Le directeur parlementaire du budget a déclaré cette semaine que C-10 allait coûter 137 millions par année aux provinces... seulement pour les restrictions concernant les peines avec sursis.

La bonne nouvelle, c'est qu'il y a encore des fonctionnaires à Ottawa qui peuvent dire publiquement des choses déplaisantes pour le gouvernement. La mauvaise, c'est que ça ne refroidit pas du tout le gouvernement.

Pas plus que les statistiques sur la baisse de la criminalité.

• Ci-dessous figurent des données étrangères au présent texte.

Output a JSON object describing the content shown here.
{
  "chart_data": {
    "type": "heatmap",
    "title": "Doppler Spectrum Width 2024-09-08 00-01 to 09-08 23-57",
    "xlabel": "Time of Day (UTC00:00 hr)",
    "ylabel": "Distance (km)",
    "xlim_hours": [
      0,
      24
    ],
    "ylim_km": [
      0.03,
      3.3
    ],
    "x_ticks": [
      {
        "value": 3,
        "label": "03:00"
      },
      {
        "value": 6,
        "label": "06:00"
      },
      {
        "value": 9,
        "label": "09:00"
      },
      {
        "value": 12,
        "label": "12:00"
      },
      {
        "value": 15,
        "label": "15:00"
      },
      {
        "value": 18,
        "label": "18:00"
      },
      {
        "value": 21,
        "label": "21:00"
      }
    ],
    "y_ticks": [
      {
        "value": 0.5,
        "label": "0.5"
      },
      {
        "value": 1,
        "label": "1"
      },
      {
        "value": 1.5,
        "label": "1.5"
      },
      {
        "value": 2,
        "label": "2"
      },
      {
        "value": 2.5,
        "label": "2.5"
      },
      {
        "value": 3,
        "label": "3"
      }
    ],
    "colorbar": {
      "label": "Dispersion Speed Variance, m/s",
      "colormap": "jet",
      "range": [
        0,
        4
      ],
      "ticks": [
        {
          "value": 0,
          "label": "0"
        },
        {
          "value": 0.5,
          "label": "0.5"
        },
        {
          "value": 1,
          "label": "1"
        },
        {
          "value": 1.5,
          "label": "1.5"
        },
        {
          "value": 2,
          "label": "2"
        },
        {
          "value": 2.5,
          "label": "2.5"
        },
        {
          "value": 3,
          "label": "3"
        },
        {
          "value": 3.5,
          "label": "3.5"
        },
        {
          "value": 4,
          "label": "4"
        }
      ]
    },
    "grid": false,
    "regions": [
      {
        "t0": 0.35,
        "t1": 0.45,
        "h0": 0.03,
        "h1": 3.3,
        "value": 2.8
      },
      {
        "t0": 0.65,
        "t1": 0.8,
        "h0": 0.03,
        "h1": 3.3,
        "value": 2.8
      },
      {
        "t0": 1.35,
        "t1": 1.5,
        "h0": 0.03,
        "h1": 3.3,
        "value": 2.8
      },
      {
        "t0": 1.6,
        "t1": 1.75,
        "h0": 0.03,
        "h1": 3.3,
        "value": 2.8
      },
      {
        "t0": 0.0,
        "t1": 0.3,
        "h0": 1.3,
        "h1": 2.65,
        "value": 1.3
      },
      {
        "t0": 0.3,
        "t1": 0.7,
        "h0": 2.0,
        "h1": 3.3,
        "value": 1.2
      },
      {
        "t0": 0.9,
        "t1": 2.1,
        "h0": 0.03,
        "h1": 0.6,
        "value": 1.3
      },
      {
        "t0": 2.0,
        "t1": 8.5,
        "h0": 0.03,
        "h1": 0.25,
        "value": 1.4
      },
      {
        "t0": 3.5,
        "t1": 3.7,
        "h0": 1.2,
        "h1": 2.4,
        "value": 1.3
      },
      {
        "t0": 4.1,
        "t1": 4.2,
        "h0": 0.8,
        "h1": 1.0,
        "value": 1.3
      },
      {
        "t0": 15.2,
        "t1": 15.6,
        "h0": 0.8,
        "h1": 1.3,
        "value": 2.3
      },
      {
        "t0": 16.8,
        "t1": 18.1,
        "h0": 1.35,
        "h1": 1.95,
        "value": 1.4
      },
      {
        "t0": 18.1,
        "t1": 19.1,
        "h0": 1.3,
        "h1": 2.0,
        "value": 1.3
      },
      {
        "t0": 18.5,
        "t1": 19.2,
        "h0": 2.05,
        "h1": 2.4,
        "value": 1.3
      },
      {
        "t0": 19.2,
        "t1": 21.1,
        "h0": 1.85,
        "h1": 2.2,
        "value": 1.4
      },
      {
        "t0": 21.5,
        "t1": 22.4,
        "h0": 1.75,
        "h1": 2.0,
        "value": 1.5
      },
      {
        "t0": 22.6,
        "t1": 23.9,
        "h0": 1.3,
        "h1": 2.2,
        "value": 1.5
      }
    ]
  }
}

Pas plus que la lettre envoyée personnellement au premier ministre par la Commission mondiale pour la politique des drogues (signée par Louise Arbour, d'anciens présidents brésilien, suisse et colombien et un ex-ministre norvégien). Plus de sévérité et des peines automatiques, cela a été essayé ailleurs, ça ne fonctionne pas et ça coûte cher. Voyez donc plutôt la drogue comme une question de santé, pas de police, disent-ils.

Ces gens-là ne seront pas écoutés, ce sont des abolitionnistes.

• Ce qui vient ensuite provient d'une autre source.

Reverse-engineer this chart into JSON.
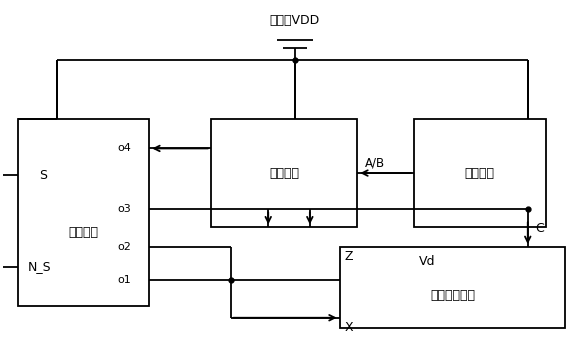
{
  "bg_color": "#ffffff",
  "line_color": "#000000",
  "fig_width": 5.86,
  "fig_height": 3.53,
  "dpi": 100,
  "title": "电流源VDD",
  "label_feedback": "反馈电路",
  "label_current": "电流电路",
  "label_startup": "启动电路",
  "label_bandgap": "带隙基准电路"
}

Il est vrai aussi qu'on est loin des peines délirantes américaines. Selon le criminologue Maurice Cusson, l'augmentation des coûts n'est pas si certaine, car les policiers, les victimes, les avocats, les accusés et les juges trouveront des stratégies pour contourner les peines trop sévères.

On se retrouvera tout de même avec un droit criminel plus stupide et plus injuste.

On vous dit que tout ça, c'est «pour les victimes». Quelle blague. Même des groupes de victimes dénoncent C-10. Non, tout ça, c'est pour faire réélire des conservateurs et soulager quelques idéologues.